By: Nicole Francisco
What lets us know that we are alive? Is it our heart beats ticking time away, or our basic needs clamoring to be met? Or is it the various emotions that materialize in our being when we have interactions such as receiving a kind smile from a stranger or respecting and helping a community with the goal of making it a better place? All these variables can be summarized in one word: FEEL. Feeling immerses us in a sequence of sensations that make us aware that we are in the here and now, the present.
Right at the beginning of this colorful and joyful journey, my sense of sight was delighted as I entered the New Delhi airport. My eyes sparkled just by looking at a series of Mudras sculpted in the shape of beautiful and feminine golden hands of great magnitude. These gestures make sense to be where they are as each of them can be used alone or in combination, thus having different meanings. This ancient language, bathed in gold, can be interpreted as elements of nature, earth, water and fire; these are solid pillars for life and the balance that exists between them made and makes possible the emergence and development of the Indian society.
Balance is a concept that can be identified in everything related to this divine society. It may be that, from our points of view, many of the lifestyles that are practiced in this society seem illogical and difficult to understand – examples of this may be the Sadhus, people who elevate their soul, disconnecting it from their body by leaving their bodily desires and their loved ones behind, in order to be part of something much bigger than themselves. Or the Biharis, people who travel thousands of miles with their families, facing all kinds of hardships to earn minimum wage as pay, but having a secure job and a relatively stable home.

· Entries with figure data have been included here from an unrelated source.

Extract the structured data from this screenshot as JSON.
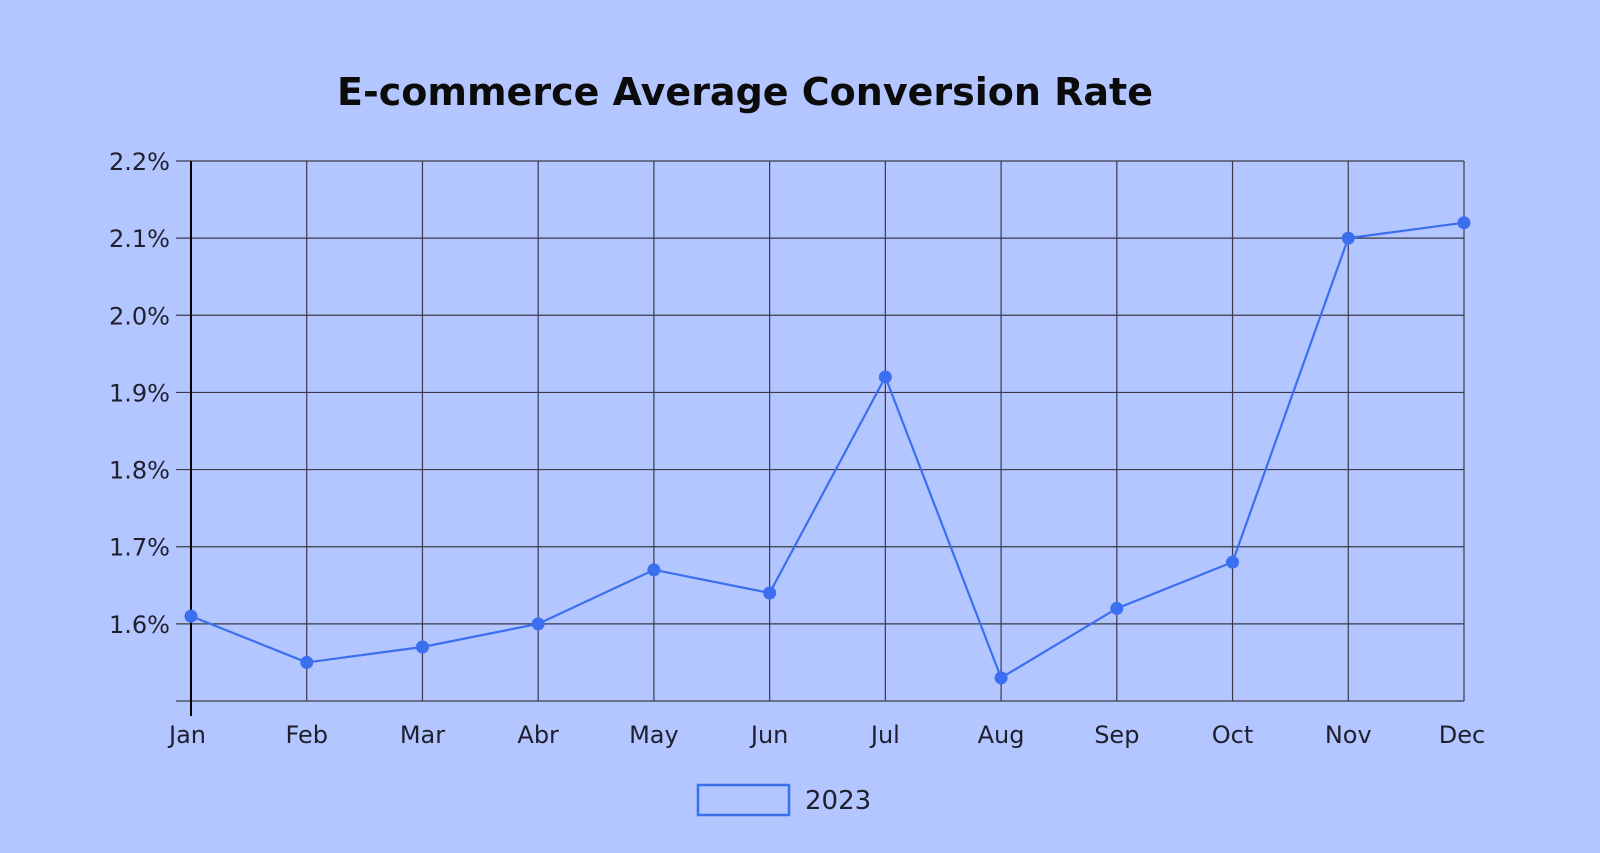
{
  "page": {
    "background": "#b3c6ff"
  },
  "chart_data": {
    "type": "line",
    "title": "E-commerce Average Conversion Rate",
    "xlabel": "",
    "ylabel": "",
    "categories": [
      "Jan",
      "Feb",
      "Mar",
      "Abr",
      "May",
      "Jun",
      "Jul",
      "Aug",
      "Sep",
      "Oct",
      "Nov",
      "Dec"
    ],
    "series": [
      {
        "name": "2023",
        "color": "#3c6ff0",
        "values": [
          1.61,
          1.55,
          1.57,
          1.6,
          1.67,
          1.64,
          1.92,
          1.53,
          1.62,
          1.68,
          2.1,
          2.12
        ]
      }
    ],
    "ylim": [
      1.5,
      2.2
    ],
    "yticks": [
      1.6,
      1.7,
      1.8,
      1.9,
      2.0,
      2.1,
      2.2
    ],
    "ytick_labels": [
      "1.6%",
      "1.7%",
      "1.8%",
      "1.9%",
      "2.0%",
      "2.1%",
      "2.2%"
    ],
    "grid": true,
    "legend_position": "bottom-center",
    "grid_color": "#3a3a4a",
    "axis_color": "#000000"
  }
}
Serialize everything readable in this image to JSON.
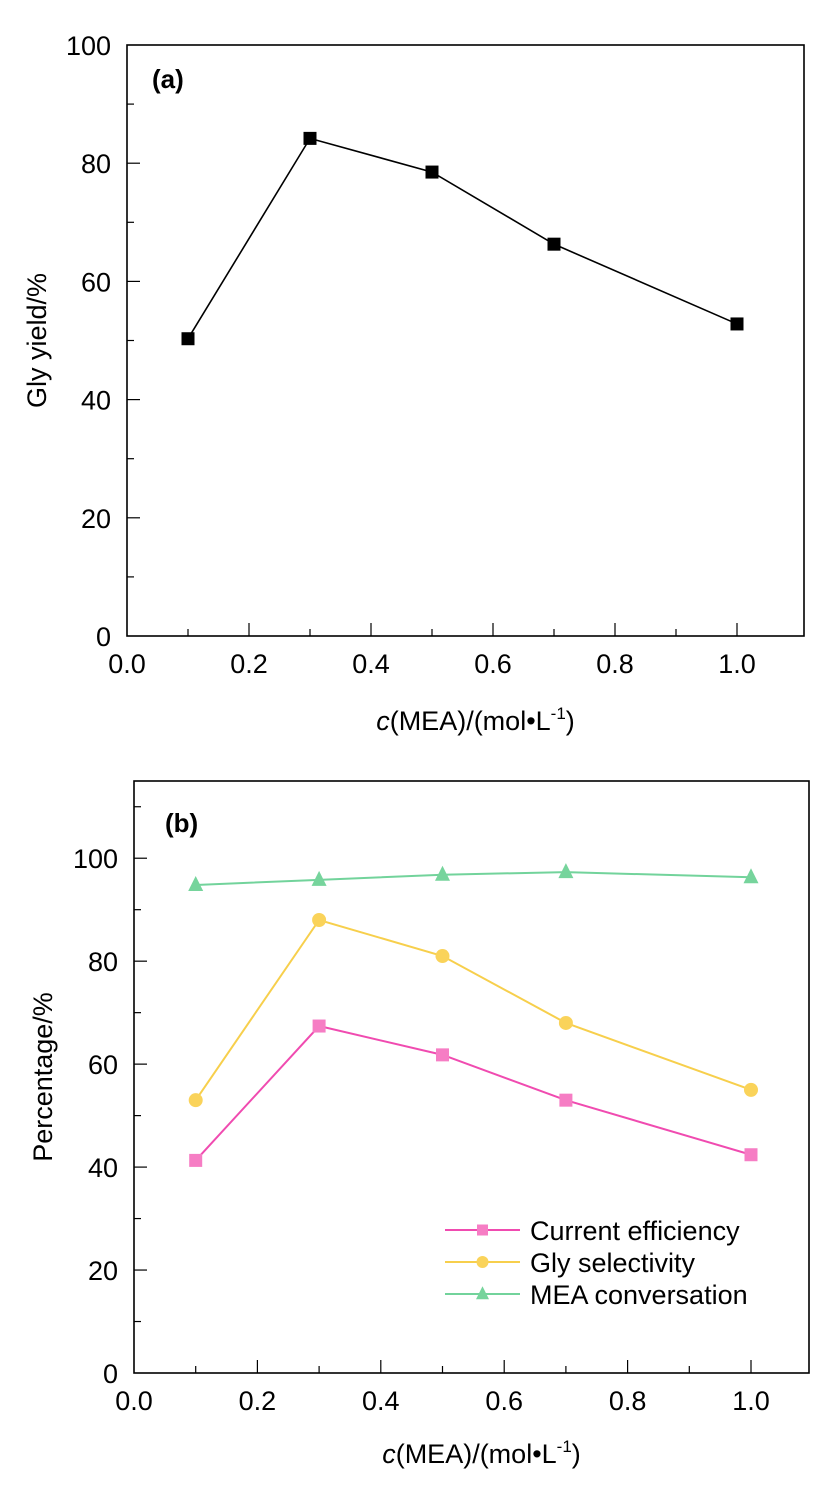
{
  "chart_data": [
    {
      "type": "line",
      "panel_label": "(a)",
      "title": "",
      "xlabel_italic": "c",
      "xlabel_rest": "(MEA)/(mol•L",
      "xlabel_sup": "-1",
      "xlabel_close": ")",
      "ylabel": "Gly yield/%",
      "xlim": [
        0,
        1.1
      ],
      "ylim": [
        0,
        100
      ],
      "x_ticks": [
        0.0,
        0.2,
        0.4,
        0.6,
        0.8,
        1.0
      ],
      "x_tick_labels": [
        "0.0",
        "0.2",
        "0.4",
        "0.6",
        "0.8",
        "1.0"
      ],
      "x_minor_ticks": [
        0.1,
        0.3,
        0.5,
        0.7,
        0.9
      ],
      "y_ticks": [
        0,
        20,
        40,
        60,
        80,
        100
      ],
      "y_tick_labels": [
        "0",
        "20",
        "40",
        "60",
        "80",
        "100"
      ],
      "y_minor_ticks": [
        10,
        30,
        50,
        70,
        90
      ],
      "grid": false,
      "legend": null,
      "x": [
        0.1,
        0.3,
        0.5,
        0.7,
        1.0
      ],
      "series": [
        {
          "name": "Gly yield",
          "values": [
            50.3,
            84.2,
            78.5,
            66.3,
            52.8
          ],
          "color": "#000000",
          "marker": "square"
        }
      ]
    },
    {
      "type": "line",
      "panel_label": "(b)",
      "title": "",
      "xlabel_italic": "c",
      "xlabel_rest": "(MEA)/(mol•L",
      "xlabel_sup": "-1",
      "xlabel_close": ")",
      "ylabel": "Percentage/%",
      "xlim": [
        0,
        1.1
      ],
      "ylim": [
        0,
        115
      ],
      "x_ticks": [
        0.0,
        0.2,
        0.4,
        0.6,
        0.8,
        1.0
      ],
      "x_tick_labels": [
        "0.0",
        "0.2",
        "0.4",
        "0.6",
        "0.8",
        "1.0"
      ],
      "x_minor_ticks": [
        0.1,
        0.3,
        0.5,
        0.7,
        0.9
      ],
      "y_ticks": [
        0,
        20,
        40,
        60,
        80,
        100
      ],
      "y_tick_labels": [
        "0",
        "20",
        "40",
        "60",
        "80",
        "100"
      ],
      "y_minor_ticks": [
        10,
        30,
        50,
        70,
        90,
        110
      ],
      "grid": false,
      "legend": "bottom-right",
      "x": [
        0.1,
        0.3,
        0.5,
        0.7,
        1.0
      ],
      "series": [
        {
          "name": "Current efficiency",
          "values": [
            41.3,
            67.4,
            61.8,
            53.0,
            42.4
          ],
          "color": "#f04bb0",
          "marker_color": "#f67dc4",
          "marker": "square"
        },
        {
          "name": "Gly selectivity",
          "values": [
            53.0,
            88.0,
            81.0,
            68.0,
            55.0
          ],
          "color": "#f7cf4c",
          "marker_color": "#fad35a",
          "marker": "circle"
        },
        {
          "name": "MEA conversation",
          "values": [
            94.8,
            95.8,
            96.8,
            97.3,
            96.3
          ],
          "color": "#72d39b",
          "marker_color": "#76d49c",
          "marker": "triangle"
        }
      ]
    }
  ]
}
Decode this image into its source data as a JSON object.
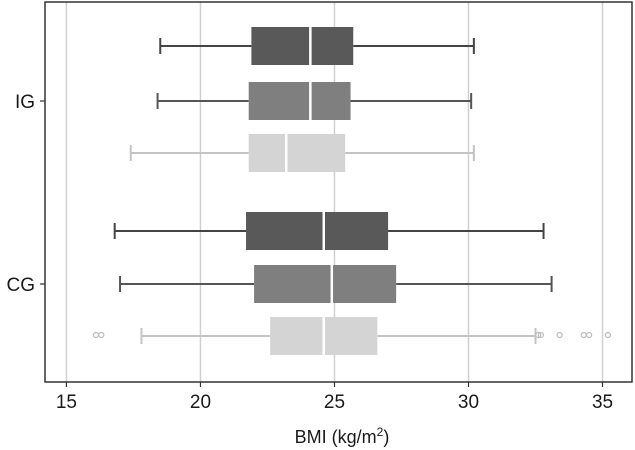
{
  "chart_data": {
    "type": "boxplot",
    "orientation": "horizontal",
    "xlabel_main": "BMI (kg/m",
    "xlabel_sup": "2",
    "xlabel_end": ")",
    "xlim": [
      14.2,
      36.1
    ],
    "xticks": [
      15,
      20,
      25,
      30,
      35
    ],
    "grid": "vertical",
    "categories": [
      "IG",
      "CG"
    ],
    "groups": [
      {
        "category": "IG",
        "boxes": [
          {
            "color": "#595959",
            "whisker_low": 18.5,
            "q1": 21.9,
            "median": 24.1,
            "q3": 25.7,
            "whisker_high": 30.2,
            "outliers": []
          },
          {
            "color": "#7f7f7f",
            "whisker_low": 18.4,
            "q1": 21.8,
            "median": 24.1,
            "q3": 25.6,
            "whisker_high": 30.1,
            "outliers": []
          },
          {
            "color": "#d4d4d4",
            "whisker_low": 17.4,
            "q1": 21.8,
            "median": 23.2,
            "q3": 25.4,
            "whisker_high": 30.2,
            "outliers": []
          }
        ]
      },
      {
        "category": "CG",
        "boxes": [
          {
            "color": "#595959",
            "whisker_low": 16.8,
            "q1": 21.7,
            "median": 24.6,
            "q3": 27.0,
            "whisker_high": 32.8,
            "outliers": []
          },
          {
            "color": "#7f7f7f",
            "whisker_low": 17.0,
            "q1": 22.0,
            "median": 24.9,
            "q3": 27.3,
            "whisker_high": 33.1,
            "outliers": []
          },
          {
            "color": "#d4d4d4",
            "whisker_low": 17.8,
            "q1": 22.6,
            "median": 24.6,
            "q3": 26.6,
            "whisker_high": 32.5,
            "outliers": [
              16.1,
              16.3,
              32.6,
              32.7,
              33.4,
              34.3,
              34.5,
              35.2
            ]
          }
        ]
      }
    ]
  }
}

Applying the term balance brings to mind the sound of the bells in the temples, especially those of the temple at the foot of Dodital Lake. Each bell, from the smallest to the largest, provides different sounds, these can be low or high-pitched, but in combination they provide a beautiful melody, played by the people who pull the softly textured strings hanging from the clapper.
As soft as the strings are the gestures of each Baba that touches my forehead bringing calm and clarity to my mind, transferring its energy and vibes to my body, mind and soul, through a trissul up in between my eyebrows. This gesture takes me to a state of mind where my thoughts and my body act in harmony. And if we are talking about harmony, the first thing that comes to my mind is the preparation of the thali dish at Agora – the combination of daal, rice and chopati, elements that have gone through complex preparation processes to be eaten. These go from the food’s cultivation, its transportation from the green terraces to the wood and clay kitchens, and its preparation where the intense flavors of ander curry, red pepper and cardamom coexist together, creating an explosion of flavors.
Each of our long journeys to Bhimtal, Pansheswar, Rishikesh and Agora have given me the opportunity to develop my sense of smell. As I open my window to pass by fruit markets, smells like mango and pineapple flood my nostrils. Then as I drive through communities of colorful houses with people full of joy, the smell of different spices and the distinct smell of chai tea will always remind me of how beautiful this culture is.
It is really interesting to notice that each of these little things I feel hold big concepts for Indian society. Opening our minds to understand what, to us, seems illogical or confusing will awaken each of our senses and help us understand how things make sense in the place – in doing so, they are creating a balance that sustains everything around them.